"Today [the hearing will focus] on changing the pre-trial restriction, including in regard with studying the petition that the defence will file," Domansky said.
He added that it was too early to make any forecasts about the court's decision.
"I don't know what pre-trial restriction the court will choose. We are filing a petition [on releasing Vyshinsky] under a personal guarantee, Kirill's personal guarantee. Maybe this will be his [guarantee], maybe someone else's," Domansky specified.
The lawyer said that it was yet uncertain whether Vyshinsky would then stay in his flat in Kyiv.
"It depends on what the court says," Domansky explained.
The press secretary of the Ukrainian prosecutor general, Larysa Sargan, voiced the belief earlier in the day that the court could rule to release Vyshinsky.

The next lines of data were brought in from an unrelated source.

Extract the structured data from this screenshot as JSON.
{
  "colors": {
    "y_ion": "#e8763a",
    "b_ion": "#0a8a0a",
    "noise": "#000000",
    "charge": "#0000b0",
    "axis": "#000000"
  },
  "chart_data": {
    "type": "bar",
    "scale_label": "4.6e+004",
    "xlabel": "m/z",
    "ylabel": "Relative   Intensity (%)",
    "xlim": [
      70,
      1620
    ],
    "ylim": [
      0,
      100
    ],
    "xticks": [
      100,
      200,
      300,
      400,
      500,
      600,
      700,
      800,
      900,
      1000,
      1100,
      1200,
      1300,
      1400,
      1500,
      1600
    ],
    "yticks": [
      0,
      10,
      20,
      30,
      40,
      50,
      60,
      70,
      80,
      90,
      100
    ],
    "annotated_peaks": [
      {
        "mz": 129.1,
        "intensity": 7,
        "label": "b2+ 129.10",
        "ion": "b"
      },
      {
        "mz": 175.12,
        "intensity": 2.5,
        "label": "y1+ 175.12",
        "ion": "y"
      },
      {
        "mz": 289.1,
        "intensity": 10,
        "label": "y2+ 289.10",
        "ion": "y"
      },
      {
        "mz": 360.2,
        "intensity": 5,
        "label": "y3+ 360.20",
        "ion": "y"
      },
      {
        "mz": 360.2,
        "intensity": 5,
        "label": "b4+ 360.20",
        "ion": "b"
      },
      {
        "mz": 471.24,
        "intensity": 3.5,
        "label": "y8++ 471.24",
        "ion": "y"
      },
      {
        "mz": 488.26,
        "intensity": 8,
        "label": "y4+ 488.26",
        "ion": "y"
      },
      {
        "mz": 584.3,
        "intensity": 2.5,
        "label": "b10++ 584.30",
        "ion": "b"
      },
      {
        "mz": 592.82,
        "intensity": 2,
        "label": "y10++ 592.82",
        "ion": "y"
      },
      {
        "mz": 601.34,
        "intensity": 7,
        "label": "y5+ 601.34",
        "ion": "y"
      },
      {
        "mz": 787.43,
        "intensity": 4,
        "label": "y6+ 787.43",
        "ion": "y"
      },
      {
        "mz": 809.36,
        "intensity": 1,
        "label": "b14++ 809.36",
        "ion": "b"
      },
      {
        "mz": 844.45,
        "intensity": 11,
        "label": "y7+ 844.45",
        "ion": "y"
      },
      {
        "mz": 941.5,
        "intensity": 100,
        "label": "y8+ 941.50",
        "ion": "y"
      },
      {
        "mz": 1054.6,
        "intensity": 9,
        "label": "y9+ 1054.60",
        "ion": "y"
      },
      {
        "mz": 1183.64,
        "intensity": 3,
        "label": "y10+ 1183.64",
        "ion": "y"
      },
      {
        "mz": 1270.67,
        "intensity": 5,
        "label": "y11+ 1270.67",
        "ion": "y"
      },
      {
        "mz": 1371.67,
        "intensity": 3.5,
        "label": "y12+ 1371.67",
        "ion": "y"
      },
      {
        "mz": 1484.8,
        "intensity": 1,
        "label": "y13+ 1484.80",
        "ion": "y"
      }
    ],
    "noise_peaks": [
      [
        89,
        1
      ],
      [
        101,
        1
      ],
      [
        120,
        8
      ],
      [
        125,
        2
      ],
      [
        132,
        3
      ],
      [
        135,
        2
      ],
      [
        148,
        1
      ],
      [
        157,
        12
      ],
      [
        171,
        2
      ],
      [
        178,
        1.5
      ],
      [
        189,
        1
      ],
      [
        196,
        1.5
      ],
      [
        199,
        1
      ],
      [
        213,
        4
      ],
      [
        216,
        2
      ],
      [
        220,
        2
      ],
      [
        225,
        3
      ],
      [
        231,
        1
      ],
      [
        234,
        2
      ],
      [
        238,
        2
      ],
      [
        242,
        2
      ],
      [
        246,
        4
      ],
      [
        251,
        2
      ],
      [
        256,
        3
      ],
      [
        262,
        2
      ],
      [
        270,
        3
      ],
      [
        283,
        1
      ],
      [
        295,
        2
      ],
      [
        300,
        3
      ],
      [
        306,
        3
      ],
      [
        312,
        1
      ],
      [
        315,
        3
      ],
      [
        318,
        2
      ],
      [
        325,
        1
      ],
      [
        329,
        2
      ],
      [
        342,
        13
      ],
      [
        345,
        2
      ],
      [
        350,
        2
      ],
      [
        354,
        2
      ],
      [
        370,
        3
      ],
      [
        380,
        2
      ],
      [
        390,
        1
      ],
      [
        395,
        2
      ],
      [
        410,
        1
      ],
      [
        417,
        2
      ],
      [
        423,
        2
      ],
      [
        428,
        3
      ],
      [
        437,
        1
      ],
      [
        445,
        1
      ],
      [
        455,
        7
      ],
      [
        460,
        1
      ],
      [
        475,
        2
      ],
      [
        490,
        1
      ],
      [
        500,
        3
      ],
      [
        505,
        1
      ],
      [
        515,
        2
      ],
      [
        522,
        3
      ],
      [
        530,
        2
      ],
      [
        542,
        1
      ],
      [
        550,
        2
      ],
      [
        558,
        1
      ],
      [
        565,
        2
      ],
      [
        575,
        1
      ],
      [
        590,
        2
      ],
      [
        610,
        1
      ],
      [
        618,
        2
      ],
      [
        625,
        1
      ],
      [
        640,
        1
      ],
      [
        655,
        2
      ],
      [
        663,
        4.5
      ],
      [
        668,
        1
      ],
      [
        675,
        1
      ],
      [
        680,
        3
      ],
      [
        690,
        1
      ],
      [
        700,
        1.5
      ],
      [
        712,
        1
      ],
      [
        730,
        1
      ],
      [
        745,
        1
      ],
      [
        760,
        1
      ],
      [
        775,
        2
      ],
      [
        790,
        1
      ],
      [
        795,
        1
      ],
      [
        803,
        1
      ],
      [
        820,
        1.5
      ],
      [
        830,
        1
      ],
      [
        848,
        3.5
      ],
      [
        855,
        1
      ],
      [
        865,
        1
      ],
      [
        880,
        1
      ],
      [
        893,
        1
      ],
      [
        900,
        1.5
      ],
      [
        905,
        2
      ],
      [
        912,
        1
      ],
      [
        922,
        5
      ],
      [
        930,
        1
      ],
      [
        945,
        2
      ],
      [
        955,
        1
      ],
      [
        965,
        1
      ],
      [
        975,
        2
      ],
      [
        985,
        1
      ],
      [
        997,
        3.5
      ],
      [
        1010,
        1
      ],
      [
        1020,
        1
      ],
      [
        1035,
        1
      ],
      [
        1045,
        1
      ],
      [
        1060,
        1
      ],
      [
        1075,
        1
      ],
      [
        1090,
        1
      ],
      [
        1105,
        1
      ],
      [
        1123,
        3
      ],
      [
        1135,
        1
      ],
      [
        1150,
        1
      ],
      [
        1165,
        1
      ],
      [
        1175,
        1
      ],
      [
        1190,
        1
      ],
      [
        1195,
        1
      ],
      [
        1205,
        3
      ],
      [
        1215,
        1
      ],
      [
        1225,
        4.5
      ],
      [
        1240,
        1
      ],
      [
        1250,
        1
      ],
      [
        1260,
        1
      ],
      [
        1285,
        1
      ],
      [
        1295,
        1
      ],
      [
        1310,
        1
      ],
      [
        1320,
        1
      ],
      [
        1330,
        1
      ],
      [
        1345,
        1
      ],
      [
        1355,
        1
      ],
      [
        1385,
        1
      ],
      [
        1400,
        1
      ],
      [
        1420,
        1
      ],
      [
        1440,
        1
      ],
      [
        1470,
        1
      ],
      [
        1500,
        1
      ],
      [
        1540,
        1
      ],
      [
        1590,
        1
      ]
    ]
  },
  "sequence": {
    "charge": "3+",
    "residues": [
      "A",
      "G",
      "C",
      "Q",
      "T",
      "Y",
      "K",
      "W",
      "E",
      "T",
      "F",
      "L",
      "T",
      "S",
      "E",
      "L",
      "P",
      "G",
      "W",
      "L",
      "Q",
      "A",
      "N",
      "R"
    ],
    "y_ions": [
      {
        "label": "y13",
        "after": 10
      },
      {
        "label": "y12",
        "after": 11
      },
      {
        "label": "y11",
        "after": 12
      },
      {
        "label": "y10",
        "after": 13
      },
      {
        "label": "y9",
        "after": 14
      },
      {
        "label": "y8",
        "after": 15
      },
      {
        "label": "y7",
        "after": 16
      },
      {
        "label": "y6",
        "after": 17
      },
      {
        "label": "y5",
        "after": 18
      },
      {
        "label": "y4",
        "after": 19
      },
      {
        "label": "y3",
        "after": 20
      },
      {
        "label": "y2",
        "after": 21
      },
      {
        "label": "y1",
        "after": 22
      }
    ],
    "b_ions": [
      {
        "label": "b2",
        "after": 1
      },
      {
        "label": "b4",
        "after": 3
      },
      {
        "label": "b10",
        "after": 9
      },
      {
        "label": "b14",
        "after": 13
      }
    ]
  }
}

According to Domansky, Sargan's statement proves that no risk will emerge if the pre-trial restriction is changed.
"They don't have a single proof that there are any risks connected with change of Vyshinsky's pre-trial restriction," Domansky said.
"With such statements, prosecution officials prove that there are no such risks," Domansky emphasized.
Vyshinsky was detained in Kyiv on May 15, 2018 on suspicion of supporting the self-proclaimed Donetsk and Luhansk people's republics in the east of Ukraine and treason, and has been held in custody since then. Along with repeatedly prolonging the journalist's arrest, the court has also refused to move him from a detention facility to house arrest.
Russian President Vladimir Putin has said that Vyshinsky's arrest is politically motivated and demonstrates the former Ukrainian authorities' unacceptable policy of targeting journalists.
Harlem Desir, the representative on freedom of the media at the Organization for Security and Co-operation in Europe (OSCE), has also expressed concern over Ukraine's actions toward Vyshinsky and called for the journalist's release, stressing that all OSCE members have pledged to create the necessary conditions to allow journalists to work freely.